大炉の季節が終わろうとしています。芳月会の皆様と行った逆勝手、いかがだったでしょうか?

いつも一週目は大変です。久しぶりに帛紗を右に付け、足は左で入る・・・視界は左へと変わり、建水に湯を捨てるのが難しく・・・

普段の動きがいかに体に染み付いているかを痛感することで始まります。もう忘れている、お茶を始めた頃の自分に戻る様な気持ちで。

しかし、二週目になると、先週よりも上手く体が動いている事に気付きます。さすが人間の体の仕組みは凄い。記憶が体を動かしてくれるのです。慣れてくるのですね。確かこんな風だった、これで良かったよねと、ちょっと不安になりながらも、だんだん流れに乗ってくる。これが体を使うという事です。

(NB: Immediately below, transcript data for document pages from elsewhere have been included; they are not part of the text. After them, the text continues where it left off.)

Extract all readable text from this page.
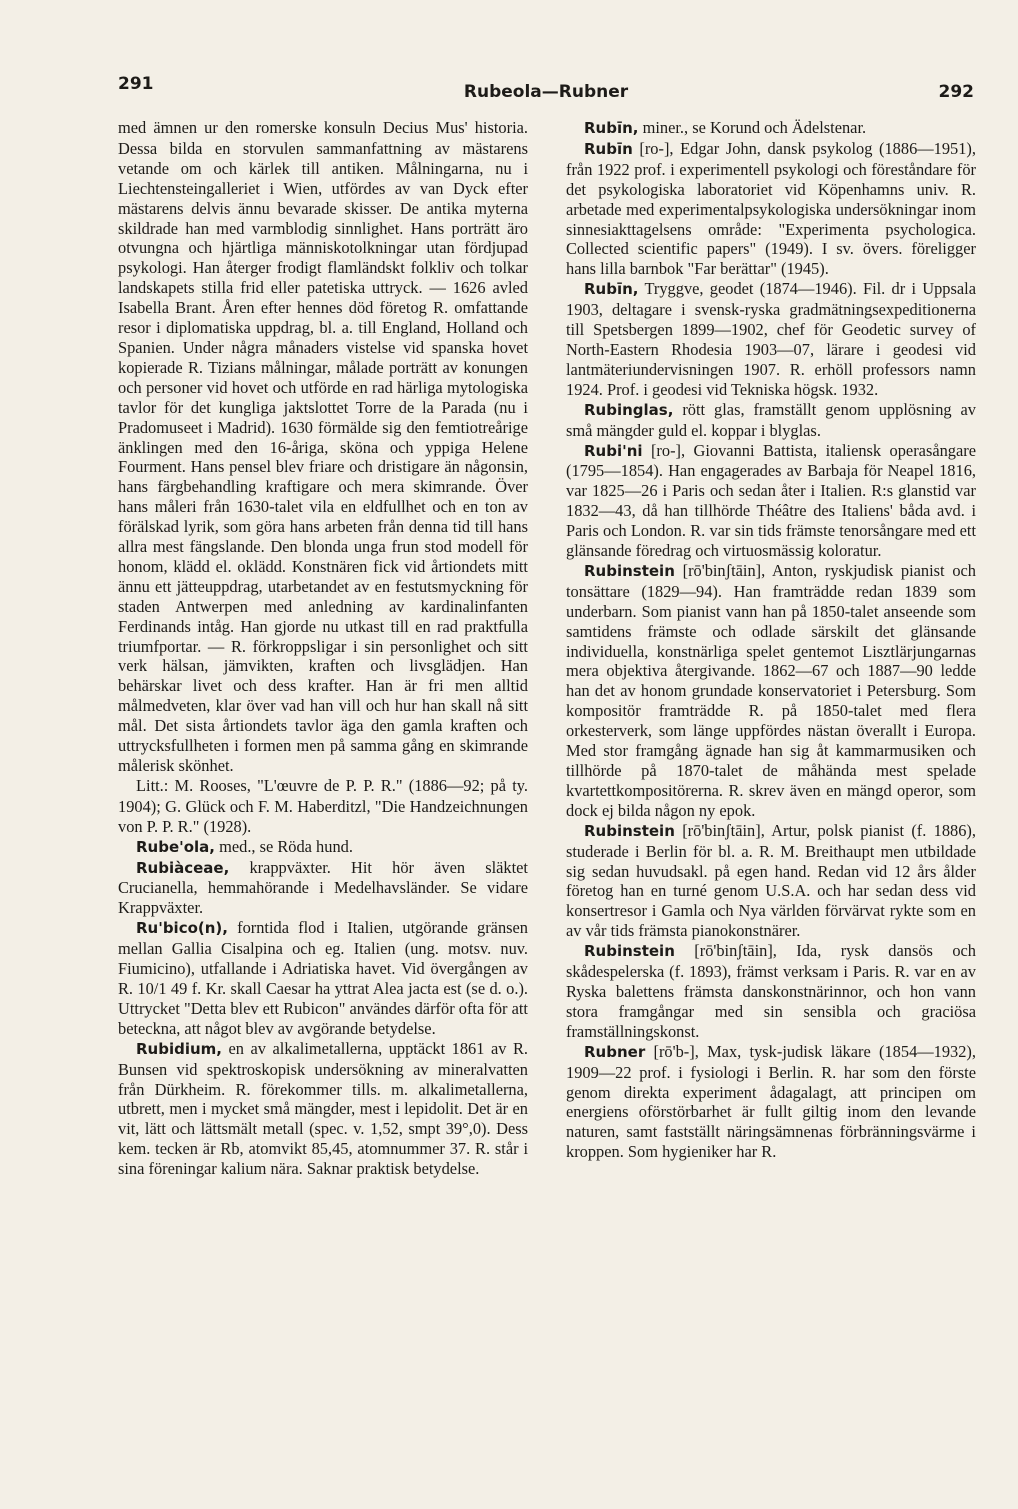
291	Rubeola—Rubner	292

med ämnen ur den romerske konsuln Decius Mus' historia. Dessa bilda en storvulen sammanfattning av mästarens vetande om och kärlek till antiken. Målningarna, nu i Liechtensteingalleriet i Wien, utfördes av van Dyck efter mästarens delvis ännu bevarade skisser. De antika myterna skildrade han med varmblodig sinnlighet. Hans porträtt äro otvungna och hjärtliga människotolkningar utan fördjupad psykologi. Han återger frodigt flamländskt folkliv och tolkar landskapets stilla frid eller patetiska uttryck. — 1626 avled Isabella Brant. Åren efter hennes död företog R. omfattande resor i diplomatiska uppdrag, bl. a. till England, Holland och Spanien. Under några månaders vistelse vid spanska hovet kopierade R. Tizians målningar, målade porträtt av konungen och personer vid hovet och utförde en rad härliga mytologiska tavlor för det kungliga jaktslottet Torre de la Parada (nu i Pradomuseet i Madrid). 1630 förmälde sig den femtiotreårige änklingen med den 16-åriga, sköna och yppiga Helene Fourment. Hans pensel blev friare och dristigare än någonsin, hans färgbehandling kraftigare och mera skimrande. Över hans måleri från 1630-talet vila en eldfullhet och en ton av förälskad lyrik, som göra hans arbeten från denna tid till hans allra mest fängslande. Den blonda unga frun stod modell för honom, klädd el. oklädd. Konstnären fick vid årtiondets mitt ännu ett jätteuppdrag, utarbetandet av en festutsmyckning för staden Antwerpen med anledning av kardinalinfanten Ferdinands intåg. Han gjorde nu utkast till en rad praktfulla triumfportar. — R. förkroppsligar i sin personlighet och sitt verk hälsan, jämvikten, kraften och livsglädjen. Han behärskar livet och dess krafter. Han är fri men alltid målmedveten, klar över vad han vill och hur han skall nå sitt mål. Det sista årtiondets tavlor äga den gamla kraften och uttrycksfullheten i formen men på samma gång en skimrande målerisk skönhet.

Litt.: M. Rooses, "L'œuvre de P. P. R." (1886—92; på ty. 1904); G. Glück och F. M. Haberditzl, "Die Handzeichnungen von P. P. R." (1928).

Rube'ola, med., se Röda hund.

Rubiàceae, krappväxter. Hit hör även släktet Crucianella, hemmahörande i Medelhavsländer. Se vidare Krappväxter.

Ru'bico(n), forntida flod i Italien, utgörande gränsen mellan Gallia Cisalpina och eg. Italien (ung. motsv. nuv. Fiumicino), utfallande i Adriatiska havet. Vid övergången av R. 10/1 49 f. Kr. skall Caesar ha yttrat Alea jacta est (se d. o.). Uttrycket "Detta blev ett Rubicon" användes därför ofta för att beteckna, att något blev av avgörande betydelse.

Rubidium, en av alkalimetallerna, upptäckt 1861 av R. Bunsen vid spektroskopisk undersökning av mineralvatten från Dürkheim. R. förekommer tills. m. alkalimetallerna, utbrett, men i mycket små mängder, mest i lepidolit. Det är en vit, lätt och lättsmält metall (spec. v. 1,52, smpt 39°,0). Dess kem. tecken är Rb, atomvikt 85,45, atomnummer 37. R. står i sina föreningar kalium nära. Saknar praktisk betydelse.

Rubīn, miner., se Korund och Ädelstenar.

Rubīn [ro-], Edgar John, dansk psykolog (1886—1951), från 1922 prof. i experimentell psykologi och föreståndare för det psykologiska laboratoriet vid Köpenhamns univ. R. arbetade med experimentalpsykologiska undersökningar inom sinnesiakttagelsens område: "Experimenta psychologica. Collected scientific papers" (1949). I sv. övers. föreligger hans lilla barnbok "Far berättar" (1945).

Rubīn, Tryggve, geodet (1874—1946). Fil. dr i Uppsala 1903, deltagare i svensk-ryska gradmätningsexpeditionerna till Spetsbergen 1899—1902, chef för Geodetic survey of North-Eastern Rhodesia 1903—07, lärare i geodesi vid lantmäteriundervisningen 1907. R. erhöll professors namn 1924. Prof. i geodesi vid Tekniska högsk. 1932.

Rubinglas, rött glas, framställt genom upplösning av små mängder guld el. koppar i blyglas.

Rubi'ni [ro-], Giovanni Battista, italiensk operasångare (1795—1854). Han engagerades av Barbaja för Neapel 1816, var 1825—26 i Paris och sedan åter i Italien. R:s glanstid var 1832—43, då han tillhörde Théâtre des Italiens' båda avd. i Paris och London. R. var sin tids främste tenorsångare med ett glänsande föredrag och virtuosmässig koloratur.

Rubinstein [rō'binʃtāin], Anton, ryskjudisk pianist och tonsättare (1829—94). Han framträdde redan 1839 som underbarn. Som pianist vann han på 1850-talet anseende som samtidens främste och odlade särskilt det glänsande individuella, konstnärliga spelet gentemot Lisztlärjungarnas mera objektiva återgivande. 1862—67 och 1887—90 ledde han det av honom grundade konservatoriet i Petersburg. Som kompositör framträdde R. på 1850-talet med flera orkesterverk, som länge uppfördes nästan överallt i Europa. Med stor framgång ägnade han sig åt kammarmusiken och tillhörde på 1870-talet de måhända mest spelade kvartettkompositörerna. R. skrev även en mängd operor, som dock ej bilda någon ny epok.

Rubinstein [rō'binʃtāin], Artur, polsk pianist (f. 1886), studerade i Berlin för bl. a. R. M. Breithaupt men utbildade sig sedan huvudsakl. på egen hand. Redan vid 12 års ålder företog han en turné genom U.S.A. och har sedan dess vid konsertresor i Gamla och Nya världen förvärvat rykte som en av vår tids främsta pianokonstnärer.

Rubinstein [rō'binʃtāin], Ida, rysk dansös och skådespelerska (f. 1893), främst verksam i Paris. R. var en av Ryska balettens främsta danskonstnärinnor, och hon vann stora framgångar med sin sensibla och graciösa framställningskonst.

Rubner [rō'b-], Max, tysk-judisk läkare (1854—1932), 1909—22 prof. i fysiologi i Berlin. R. har som den förste genom direkta experiment ådagalagt, att principen om energiens oförstörbarhet är fullt giltig inom den levande naturen, samt fastställt näringsämnenas förbränningsvärme i kroppen. Som hygieniker har R.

今回は三週目に、大炉逆勝手で牡蠣雑炊の茶事を行いました。静幸庵では、皆様が露地を歩き、傘になっている枝垂れ梅の花の下をくぐり、温かい部屋へ席入りしました。亭主・半東、代表の方々の点前や振る舞いも素晴らしく、水屋の方々は裏方の細かい所作に、学びが多かったのでは無いでしょうか?客になられた方々も、人の動き、道具、席中で完成された雑炊、全てに於いて新鮮な発見があったことと思います。また、静幸庵で滝の音を聞きながら茶事をしましょう。全クラス楽しい時間を過ごせましたこと、嬉しく思っております。

三月は釣り釜です。揺れる鎖に春の心を見て、充実した稽古をしてゆけたらと思っております。